Uczestniczka programu chce pokazać współczesnym ludziom, jak kiedyś żyli ich przodkowie, więc w ramach swojego czasu wolnego zajmuje się rekonstrukcją zabytków.
Nic dziwnego, że Huberta Urbańskiego bardzo zainteresowało, na co chce przeznaczyć swoją ewentualną wygraną. Tutaj pani Natalia wykazała się dużym altruizmem, ponieważ postanowiła w pierwszej kolejności sprawić przyjemność swoim rodzicom. Na pytanie co zrobi z milionem powiedziała:
Myślę, że te pieniądze jakoś wydam... Rodzice marzyli o karmniku dla bażantów.
Prawda, że to bardzo ujmujące z jej strony? Choć to bardzo szlachetne, Huberta Urbańskiego nieco zaskoczył taki pomysł na zagospodarowanie miliona złotych. Szczerze rozbawiony dopytywał, jak miałby wyglądać taki karmnik.
Niestety nie będzie jej dane zbudować luksusowego karmnika dla tych ptaków, bo odpadła z programu.
Pierwsze pytanie nie zaskoczyło uczestniczki. Bez wahania odpowiedziała, że od 1 stycznia tego roku na mocy nowej ustawy musimy płacić w sklepach za foliówki.
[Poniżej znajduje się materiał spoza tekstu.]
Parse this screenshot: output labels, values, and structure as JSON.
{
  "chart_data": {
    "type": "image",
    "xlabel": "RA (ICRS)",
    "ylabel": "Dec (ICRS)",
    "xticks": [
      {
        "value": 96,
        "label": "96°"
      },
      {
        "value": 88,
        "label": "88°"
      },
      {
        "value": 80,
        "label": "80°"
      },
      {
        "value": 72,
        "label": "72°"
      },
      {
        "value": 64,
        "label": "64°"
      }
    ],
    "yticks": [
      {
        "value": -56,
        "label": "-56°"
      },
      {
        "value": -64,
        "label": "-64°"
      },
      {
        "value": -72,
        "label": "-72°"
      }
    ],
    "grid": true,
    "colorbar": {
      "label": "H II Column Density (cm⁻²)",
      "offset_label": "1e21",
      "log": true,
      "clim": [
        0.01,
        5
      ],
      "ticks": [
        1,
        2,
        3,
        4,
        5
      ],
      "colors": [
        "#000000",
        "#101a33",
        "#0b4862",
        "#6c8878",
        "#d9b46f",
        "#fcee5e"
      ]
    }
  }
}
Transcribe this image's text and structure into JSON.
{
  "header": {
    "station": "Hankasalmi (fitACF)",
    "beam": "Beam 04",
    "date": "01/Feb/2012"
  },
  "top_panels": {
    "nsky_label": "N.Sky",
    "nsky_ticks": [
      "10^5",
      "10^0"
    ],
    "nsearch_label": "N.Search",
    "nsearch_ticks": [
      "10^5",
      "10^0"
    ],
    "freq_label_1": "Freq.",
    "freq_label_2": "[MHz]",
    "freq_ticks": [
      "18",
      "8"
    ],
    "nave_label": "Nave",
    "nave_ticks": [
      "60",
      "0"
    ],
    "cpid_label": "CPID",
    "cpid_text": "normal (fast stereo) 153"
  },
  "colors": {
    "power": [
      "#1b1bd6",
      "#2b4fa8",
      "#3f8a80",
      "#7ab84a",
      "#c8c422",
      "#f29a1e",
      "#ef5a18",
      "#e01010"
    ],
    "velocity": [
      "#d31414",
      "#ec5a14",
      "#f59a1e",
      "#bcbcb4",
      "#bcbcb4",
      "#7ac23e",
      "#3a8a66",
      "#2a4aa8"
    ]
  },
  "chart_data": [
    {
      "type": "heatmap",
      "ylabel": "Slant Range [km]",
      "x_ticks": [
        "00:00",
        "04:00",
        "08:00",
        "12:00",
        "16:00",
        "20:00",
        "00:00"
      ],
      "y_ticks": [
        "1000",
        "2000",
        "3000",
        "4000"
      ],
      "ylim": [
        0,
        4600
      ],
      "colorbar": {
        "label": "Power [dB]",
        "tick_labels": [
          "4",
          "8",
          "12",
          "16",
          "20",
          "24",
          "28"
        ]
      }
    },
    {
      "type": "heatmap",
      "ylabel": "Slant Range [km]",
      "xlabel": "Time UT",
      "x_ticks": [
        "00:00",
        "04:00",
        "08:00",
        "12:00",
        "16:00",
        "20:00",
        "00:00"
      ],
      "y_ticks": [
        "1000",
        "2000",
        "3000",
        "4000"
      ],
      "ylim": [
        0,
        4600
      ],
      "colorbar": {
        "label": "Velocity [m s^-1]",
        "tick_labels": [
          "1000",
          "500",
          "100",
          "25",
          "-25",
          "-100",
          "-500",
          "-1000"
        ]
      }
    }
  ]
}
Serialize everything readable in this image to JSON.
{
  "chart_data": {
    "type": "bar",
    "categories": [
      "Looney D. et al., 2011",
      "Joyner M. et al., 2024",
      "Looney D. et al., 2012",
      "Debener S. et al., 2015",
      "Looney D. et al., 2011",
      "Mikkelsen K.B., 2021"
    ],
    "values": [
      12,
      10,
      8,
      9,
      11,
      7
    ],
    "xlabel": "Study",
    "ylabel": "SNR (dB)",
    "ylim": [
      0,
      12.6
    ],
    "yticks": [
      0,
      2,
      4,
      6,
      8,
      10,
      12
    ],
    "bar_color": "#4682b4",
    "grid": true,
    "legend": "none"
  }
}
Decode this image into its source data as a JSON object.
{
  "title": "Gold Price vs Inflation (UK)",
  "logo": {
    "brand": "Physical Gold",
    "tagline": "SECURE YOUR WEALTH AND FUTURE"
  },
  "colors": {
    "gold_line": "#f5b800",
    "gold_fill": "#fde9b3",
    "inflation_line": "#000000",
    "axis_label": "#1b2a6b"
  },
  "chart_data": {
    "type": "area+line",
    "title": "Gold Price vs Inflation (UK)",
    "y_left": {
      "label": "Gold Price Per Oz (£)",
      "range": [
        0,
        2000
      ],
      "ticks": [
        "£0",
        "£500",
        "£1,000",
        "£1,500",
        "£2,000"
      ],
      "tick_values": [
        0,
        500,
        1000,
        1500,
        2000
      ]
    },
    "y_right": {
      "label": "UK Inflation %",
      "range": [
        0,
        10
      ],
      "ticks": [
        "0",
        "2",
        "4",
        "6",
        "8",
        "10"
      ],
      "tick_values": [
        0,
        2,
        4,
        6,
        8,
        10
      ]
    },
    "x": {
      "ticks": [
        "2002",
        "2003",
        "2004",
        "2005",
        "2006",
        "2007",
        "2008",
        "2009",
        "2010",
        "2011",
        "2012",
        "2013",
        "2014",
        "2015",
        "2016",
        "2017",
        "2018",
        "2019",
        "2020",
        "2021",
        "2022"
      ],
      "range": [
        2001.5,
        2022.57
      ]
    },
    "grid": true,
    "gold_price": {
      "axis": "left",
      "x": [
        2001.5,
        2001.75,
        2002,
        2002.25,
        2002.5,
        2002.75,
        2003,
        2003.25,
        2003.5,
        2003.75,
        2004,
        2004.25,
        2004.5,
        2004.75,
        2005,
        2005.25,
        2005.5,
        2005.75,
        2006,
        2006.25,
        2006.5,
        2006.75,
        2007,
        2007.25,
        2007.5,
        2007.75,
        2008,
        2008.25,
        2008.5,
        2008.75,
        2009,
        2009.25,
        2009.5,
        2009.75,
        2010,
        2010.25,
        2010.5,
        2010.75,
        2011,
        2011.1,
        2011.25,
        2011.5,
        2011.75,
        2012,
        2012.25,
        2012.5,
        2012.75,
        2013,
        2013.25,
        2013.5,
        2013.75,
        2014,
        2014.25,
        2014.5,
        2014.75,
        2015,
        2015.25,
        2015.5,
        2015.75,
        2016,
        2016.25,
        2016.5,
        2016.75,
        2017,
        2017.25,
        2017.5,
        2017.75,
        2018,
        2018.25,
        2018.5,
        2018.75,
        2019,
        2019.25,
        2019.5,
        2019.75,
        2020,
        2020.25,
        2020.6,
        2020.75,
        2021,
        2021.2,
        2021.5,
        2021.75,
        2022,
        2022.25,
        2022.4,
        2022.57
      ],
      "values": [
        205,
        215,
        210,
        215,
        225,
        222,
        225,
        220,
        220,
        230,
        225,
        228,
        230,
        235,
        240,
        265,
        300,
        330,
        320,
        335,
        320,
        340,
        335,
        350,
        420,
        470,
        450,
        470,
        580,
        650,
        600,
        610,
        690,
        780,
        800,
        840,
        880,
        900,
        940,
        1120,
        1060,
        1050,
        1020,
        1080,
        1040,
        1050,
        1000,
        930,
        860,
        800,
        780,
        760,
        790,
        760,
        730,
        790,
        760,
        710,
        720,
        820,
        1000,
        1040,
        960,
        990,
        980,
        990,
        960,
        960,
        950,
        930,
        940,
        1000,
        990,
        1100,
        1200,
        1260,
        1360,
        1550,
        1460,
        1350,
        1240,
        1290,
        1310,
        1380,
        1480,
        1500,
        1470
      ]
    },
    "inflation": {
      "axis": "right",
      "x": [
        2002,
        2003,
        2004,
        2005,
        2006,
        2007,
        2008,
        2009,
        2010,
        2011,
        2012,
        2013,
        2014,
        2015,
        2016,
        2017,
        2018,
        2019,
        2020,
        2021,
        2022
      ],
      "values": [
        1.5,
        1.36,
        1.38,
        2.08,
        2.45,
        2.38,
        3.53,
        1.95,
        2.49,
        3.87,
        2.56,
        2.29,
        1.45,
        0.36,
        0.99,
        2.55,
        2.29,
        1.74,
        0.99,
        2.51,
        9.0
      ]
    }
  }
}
Ustawa ze stycznia | fot. TVN | kadr
Nie miała też wątpliwości, że na warszawskim rondzie gen. Charlesa de Gaulle'a stoi majestatyczna palma.
Niestety musiała poprosić o pomoc publiczność przy pytaniu o to, ile par oczu ma ośmiornica. Na szczęście wtedy wybrała dobrze.
Drugie koło było jej potrzebne przy pytaniu za 20 tys. złotych. Pomimo tego, że użyła opcji pół na pół, źle wskazała miejsce, gdzie Polska trzyma większość swojej rezerwy złota. Okazuje się, że nie w Warszawie. Nasze złoto jest w Londynie!